Na premissa, uma jogadora grava um dia na vida da cidade virtual de Los Santos. Como uma documentarista que caminha por lá conversando e capturando conversas da população de lá. O que se torna, na prática, um encadeamento de discussões filosóficas acerca da simulação e, inevitavelmente, acerca do real ao redor da simulação.   

Sociedade, política, racismo, mudanças climáticas. Temas das divagações que nunca encontram, mas nunca procuram também respostas sobre o nada. Deixando nas mãos das imagens aparentemente toscas e bizarras de videogame o que o filme tem de mais eloquente.  

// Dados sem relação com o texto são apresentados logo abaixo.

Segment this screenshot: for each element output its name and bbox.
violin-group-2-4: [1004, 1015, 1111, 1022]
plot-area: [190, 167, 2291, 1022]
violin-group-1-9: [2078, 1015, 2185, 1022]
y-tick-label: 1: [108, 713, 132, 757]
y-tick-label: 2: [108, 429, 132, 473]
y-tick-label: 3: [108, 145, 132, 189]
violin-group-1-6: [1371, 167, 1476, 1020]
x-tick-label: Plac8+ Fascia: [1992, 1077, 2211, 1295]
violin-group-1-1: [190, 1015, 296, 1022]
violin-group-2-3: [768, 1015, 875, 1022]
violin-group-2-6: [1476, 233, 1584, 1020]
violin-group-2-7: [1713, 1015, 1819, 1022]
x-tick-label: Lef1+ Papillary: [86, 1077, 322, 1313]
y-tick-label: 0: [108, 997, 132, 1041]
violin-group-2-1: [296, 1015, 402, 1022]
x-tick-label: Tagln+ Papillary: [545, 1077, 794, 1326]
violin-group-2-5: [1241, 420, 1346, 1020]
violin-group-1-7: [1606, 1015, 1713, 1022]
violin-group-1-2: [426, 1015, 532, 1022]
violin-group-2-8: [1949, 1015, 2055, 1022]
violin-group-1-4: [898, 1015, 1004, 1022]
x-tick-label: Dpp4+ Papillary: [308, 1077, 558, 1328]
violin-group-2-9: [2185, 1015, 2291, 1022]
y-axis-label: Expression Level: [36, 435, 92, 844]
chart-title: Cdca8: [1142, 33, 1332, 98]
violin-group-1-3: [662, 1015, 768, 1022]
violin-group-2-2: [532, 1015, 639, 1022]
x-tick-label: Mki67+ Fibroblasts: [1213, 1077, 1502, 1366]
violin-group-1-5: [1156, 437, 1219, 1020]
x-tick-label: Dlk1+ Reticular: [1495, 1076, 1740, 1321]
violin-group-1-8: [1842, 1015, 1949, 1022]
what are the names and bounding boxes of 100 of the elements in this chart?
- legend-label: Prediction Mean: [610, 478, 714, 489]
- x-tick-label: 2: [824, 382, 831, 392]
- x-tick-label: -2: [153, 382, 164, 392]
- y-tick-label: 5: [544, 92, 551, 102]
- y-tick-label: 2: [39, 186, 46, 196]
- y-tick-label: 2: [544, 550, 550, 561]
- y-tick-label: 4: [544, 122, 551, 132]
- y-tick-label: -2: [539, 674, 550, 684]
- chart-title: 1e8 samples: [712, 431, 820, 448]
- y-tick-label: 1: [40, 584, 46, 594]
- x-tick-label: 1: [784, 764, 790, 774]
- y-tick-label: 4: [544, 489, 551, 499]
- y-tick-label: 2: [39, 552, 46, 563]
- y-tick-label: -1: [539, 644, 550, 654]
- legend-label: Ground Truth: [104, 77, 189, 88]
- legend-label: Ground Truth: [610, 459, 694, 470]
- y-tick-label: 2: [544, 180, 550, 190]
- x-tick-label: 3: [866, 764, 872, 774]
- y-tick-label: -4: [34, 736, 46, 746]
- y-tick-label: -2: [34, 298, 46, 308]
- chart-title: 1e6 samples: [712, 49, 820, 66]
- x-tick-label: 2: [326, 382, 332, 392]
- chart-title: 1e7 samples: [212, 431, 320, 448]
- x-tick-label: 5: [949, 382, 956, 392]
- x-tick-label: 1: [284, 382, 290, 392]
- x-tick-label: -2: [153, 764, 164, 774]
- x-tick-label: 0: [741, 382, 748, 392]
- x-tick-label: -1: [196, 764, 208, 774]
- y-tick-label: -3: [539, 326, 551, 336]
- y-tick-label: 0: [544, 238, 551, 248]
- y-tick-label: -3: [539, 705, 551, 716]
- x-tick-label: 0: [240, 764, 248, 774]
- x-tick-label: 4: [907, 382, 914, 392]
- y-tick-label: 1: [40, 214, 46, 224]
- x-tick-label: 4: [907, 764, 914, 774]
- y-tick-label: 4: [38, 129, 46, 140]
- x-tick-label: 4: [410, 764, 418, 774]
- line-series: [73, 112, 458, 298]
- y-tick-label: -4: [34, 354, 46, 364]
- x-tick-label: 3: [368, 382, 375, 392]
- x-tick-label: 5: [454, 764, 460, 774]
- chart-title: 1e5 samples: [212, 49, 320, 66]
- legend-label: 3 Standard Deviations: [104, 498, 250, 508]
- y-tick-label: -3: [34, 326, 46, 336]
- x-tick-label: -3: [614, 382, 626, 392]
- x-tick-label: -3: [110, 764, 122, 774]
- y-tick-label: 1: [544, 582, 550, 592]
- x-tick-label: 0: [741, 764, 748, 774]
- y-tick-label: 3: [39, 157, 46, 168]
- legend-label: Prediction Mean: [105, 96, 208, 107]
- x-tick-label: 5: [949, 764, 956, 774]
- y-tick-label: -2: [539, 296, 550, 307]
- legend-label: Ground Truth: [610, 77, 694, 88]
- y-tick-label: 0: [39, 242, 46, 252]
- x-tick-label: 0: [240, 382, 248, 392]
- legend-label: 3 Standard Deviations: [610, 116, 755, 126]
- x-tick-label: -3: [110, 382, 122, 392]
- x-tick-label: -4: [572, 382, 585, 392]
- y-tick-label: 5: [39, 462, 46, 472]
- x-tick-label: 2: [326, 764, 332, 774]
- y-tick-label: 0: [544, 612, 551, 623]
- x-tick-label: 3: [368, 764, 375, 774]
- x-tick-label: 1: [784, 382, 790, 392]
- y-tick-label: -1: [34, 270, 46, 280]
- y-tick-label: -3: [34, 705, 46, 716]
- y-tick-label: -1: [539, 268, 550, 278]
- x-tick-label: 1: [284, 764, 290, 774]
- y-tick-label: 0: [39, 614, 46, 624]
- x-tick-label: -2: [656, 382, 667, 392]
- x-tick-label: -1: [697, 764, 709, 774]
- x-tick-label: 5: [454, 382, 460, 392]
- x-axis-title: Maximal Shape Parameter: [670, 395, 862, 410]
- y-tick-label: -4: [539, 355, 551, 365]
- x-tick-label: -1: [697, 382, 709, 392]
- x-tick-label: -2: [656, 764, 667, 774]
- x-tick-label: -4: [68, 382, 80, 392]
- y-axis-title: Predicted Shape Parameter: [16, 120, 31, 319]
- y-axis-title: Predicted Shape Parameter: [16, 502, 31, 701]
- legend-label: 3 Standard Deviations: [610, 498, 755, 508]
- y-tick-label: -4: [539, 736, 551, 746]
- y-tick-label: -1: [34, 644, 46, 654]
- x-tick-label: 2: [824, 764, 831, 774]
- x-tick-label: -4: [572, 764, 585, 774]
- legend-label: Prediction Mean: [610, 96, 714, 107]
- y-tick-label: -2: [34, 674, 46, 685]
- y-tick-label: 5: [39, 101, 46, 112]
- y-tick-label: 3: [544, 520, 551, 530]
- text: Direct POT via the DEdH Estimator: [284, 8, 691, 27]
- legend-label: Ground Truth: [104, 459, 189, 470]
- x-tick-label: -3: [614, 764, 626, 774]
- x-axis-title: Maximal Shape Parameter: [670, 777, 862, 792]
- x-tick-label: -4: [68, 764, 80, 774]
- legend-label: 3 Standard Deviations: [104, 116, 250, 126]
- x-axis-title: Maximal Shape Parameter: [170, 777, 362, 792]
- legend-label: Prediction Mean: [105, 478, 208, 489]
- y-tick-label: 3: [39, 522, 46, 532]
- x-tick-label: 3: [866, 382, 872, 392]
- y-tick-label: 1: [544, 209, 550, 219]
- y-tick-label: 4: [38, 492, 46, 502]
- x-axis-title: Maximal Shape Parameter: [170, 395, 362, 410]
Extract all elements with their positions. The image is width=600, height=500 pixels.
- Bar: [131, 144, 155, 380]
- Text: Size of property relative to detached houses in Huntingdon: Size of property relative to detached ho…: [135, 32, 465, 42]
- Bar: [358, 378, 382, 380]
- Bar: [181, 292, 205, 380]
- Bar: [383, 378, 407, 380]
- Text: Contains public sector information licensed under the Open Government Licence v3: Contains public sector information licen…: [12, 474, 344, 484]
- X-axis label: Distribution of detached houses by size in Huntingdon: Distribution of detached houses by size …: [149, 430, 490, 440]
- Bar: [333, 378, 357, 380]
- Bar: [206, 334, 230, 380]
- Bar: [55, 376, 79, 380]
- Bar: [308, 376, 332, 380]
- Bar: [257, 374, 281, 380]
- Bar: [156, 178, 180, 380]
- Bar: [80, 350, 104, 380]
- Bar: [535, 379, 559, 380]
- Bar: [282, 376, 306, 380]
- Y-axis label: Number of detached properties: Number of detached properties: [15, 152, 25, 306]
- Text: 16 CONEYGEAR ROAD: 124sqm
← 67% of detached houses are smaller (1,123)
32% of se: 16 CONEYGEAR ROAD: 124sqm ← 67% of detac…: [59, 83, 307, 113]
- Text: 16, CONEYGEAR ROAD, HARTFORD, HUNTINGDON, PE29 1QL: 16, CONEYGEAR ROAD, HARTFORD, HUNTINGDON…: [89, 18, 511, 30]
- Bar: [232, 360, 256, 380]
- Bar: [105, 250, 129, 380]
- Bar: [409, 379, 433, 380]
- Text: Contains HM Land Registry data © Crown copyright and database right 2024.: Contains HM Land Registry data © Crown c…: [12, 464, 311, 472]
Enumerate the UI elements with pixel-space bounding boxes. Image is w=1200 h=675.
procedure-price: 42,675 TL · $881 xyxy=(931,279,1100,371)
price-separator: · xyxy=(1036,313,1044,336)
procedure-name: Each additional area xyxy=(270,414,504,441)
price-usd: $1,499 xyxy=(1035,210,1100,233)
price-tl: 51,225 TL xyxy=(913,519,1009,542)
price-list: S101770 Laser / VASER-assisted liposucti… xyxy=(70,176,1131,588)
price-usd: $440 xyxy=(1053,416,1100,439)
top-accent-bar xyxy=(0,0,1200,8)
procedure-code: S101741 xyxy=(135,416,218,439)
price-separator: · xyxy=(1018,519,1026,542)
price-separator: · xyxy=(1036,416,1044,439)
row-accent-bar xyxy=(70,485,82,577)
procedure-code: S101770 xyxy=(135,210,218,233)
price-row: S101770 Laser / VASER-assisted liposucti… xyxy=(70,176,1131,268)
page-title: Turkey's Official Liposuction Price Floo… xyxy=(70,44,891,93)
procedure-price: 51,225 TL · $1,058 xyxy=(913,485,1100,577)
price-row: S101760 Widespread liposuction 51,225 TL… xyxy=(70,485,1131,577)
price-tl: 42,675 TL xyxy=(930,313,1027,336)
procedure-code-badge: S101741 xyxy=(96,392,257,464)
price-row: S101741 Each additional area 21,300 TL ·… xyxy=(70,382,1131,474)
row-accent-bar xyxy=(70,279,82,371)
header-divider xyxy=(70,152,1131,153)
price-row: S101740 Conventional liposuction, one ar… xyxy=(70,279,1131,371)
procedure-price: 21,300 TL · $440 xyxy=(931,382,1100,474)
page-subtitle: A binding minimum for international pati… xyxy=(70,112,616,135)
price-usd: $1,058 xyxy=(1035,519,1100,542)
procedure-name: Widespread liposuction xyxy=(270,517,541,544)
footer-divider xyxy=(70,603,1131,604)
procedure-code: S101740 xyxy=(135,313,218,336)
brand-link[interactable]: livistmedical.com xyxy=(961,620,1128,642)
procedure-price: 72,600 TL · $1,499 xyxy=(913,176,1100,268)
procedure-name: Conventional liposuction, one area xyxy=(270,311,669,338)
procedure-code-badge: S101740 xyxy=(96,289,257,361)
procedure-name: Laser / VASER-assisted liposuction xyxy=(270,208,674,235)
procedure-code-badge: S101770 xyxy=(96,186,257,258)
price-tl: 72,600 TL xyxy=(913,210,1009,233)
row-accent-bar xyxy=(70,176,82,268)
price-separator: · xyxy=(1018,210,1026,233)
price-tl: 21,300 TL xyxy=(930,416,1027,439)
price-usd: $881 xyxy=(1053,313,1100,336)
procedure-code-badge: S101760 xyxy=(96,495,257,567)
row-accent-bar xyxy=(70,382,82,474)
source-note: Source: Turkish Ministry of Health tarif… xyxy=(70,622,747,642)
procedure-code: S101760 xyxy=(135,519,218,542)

Do lado cômico, com a movimentação bugada e esquisita dos bonecos tentando sentar em cadeiras e subindo em mesas sem querer ou caindo de prédios ou atravessando paredes. Em momentos em que eles se aproximam da “câmera”, quando revelam que seus corpos são polígonos ocos. Destacando assim a obviedade do aspecto falso. O que nunca os impede de usar o tempo ali para malhar na academia ou para correr da chuva para não “se molhar”.   

Do lado profundo, é como se o filme ponderasse sobre a repetição. O eterno retorno das sociedades. O inferno cíclico de existência de erros repetidos ad eternum. Culminando em uma cena emblemática da catástrofe inevitável. Com uma inundação ao som de uma paródia do hino nacional dos EUA.  

O simbolismo de tudo isso, não é necessariamente algo tão claro. Algo que busque uma resposta única para todas as perguntas com as quais o filme lida. Mas que encontra nessa cadeia de questões filosóficas a sua maior força. Ainda mais pelo envelopamento de tudo isso na acidez autoirônica de sua estética.